The crowd for Anytown, a brand-new full-length work from Shapiro & Smith Dance, was indeed quite small. But modern dance fans in Tampa have come to expect that. Even major companies have trouble attracting decent crowds. In a talk-back with Shapiro and partner Joanie Smith after the performance, local dance aficionados expressed dismay and even a little embarrassment about that.
Anytown, unfortunately, isn't likely to do much to help bolster Tampa's dance audience. Set to music by Bruce Springsteen and E Street Band members Patty Scialfa (Springsteen's wife) and Soozie Tyrell (the sister of choreographer Smith), the show proved well-intentioned, occasionally lovely, but ultimately uninspired and uninspiring.

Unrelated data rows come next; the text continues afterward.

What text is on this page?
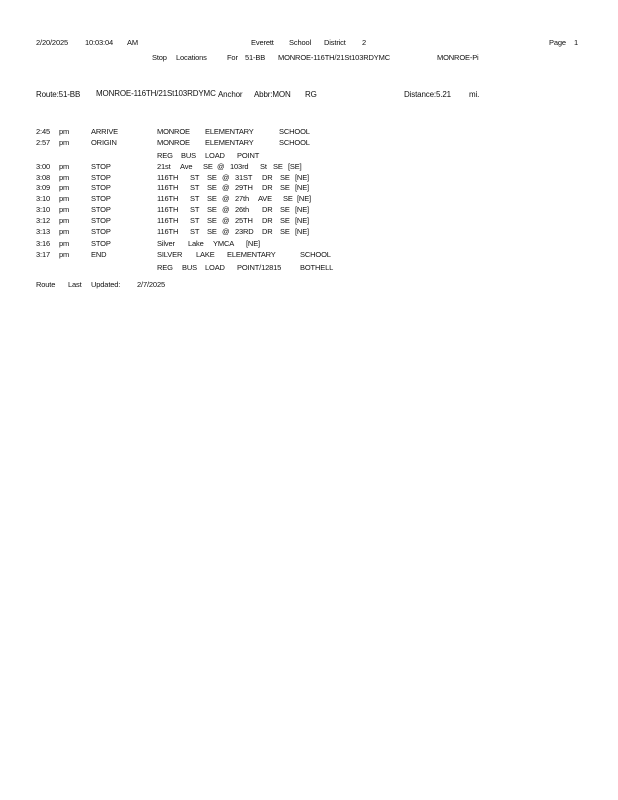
2/20/2025 10:03:04 AM	Everett School District 2	Page 1
Stop Locations	For 51-BB MONROE-116TH/21St103RDYMC	MONROE-Pi
Route:51-BB MONROE-116TH/21St103RDYMC Anchor Abbr:MON RG	Distance:5.21 mi.
2:45 pm	ARRIVE	MONROE ELEMENTARY	SCHOOL
2:57 pm	ORIGIN	MONROE ELEMENTARY	SCHOOL
REG BUS LOAD POINT
3:00 pm	STOP	21st Ave SE @ 103rd St SE [SE]
3:08 pm	STOP	116TH ST SE @ 31ST DR SE [NE]
3:09 pm	STOP	116TH ST SE @ 29TH DR SE [NE]
3:10 pm	STOP	116TH ST SE @ 27th AVE SE [NE]
3:10 pm	STOP	116TH ST SE @ 26th DR SE [NE]
3:12 pm	STOP	116TH ST SE @ 25TH DR SE [NE]
3:13 pm	STOP	116TH ST SE @ 23RD DR SE [NE]
3:16 pm	STOP	Silver Lake YMCA [NE]
3:17 pm	END	SILVER LAKE ELEMENTARY	SCHOOL
REG BUS LOAD POINT/12815	BOTHELL
Route Last Updated: 2/7/2025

The concept, which would have been totally unrecognizable if it hadn't been divulged in preperformance comments from Smith and Shapiro, has to do with three families that gradually come together and form a community.
Although it's conceived as a whole, Anytown is really a series of shorter dances. The music ranges from Springsteen faves (Human Touch, Born in the USA) to instrumental pieces composed by Tyrell specifically for this work.
Almost all of the pieces were pleasant and a few were invigorating. Among the best, both in the second act, were Maria's Bed and Ferdouganal.
Maria's Bed, set to a Springsteen song, had most of the company dancing while seated, forming a church congregation. Behind them, two dancers appeared on a bed that drifted around the stage - an intriguing but obscure recurring image in the evening.
Ferdouganal was an abstract and very musical solo by Kelly Drummond Cawthon, to music by Tyrell.
Sets and costumes (both by Mathew J. Lefebvre) were gorgeous throughout, and the sound (directed by Katie Whitlock) was crystalline.
The music often seemed to take the foreground, especially because lyrics were occasionally projected on a screen behind the dancers. Often it seemed that the dancers were supporting the music, rather than the other way around. The result was a feeling more akin to watching a music video than experiencing dance.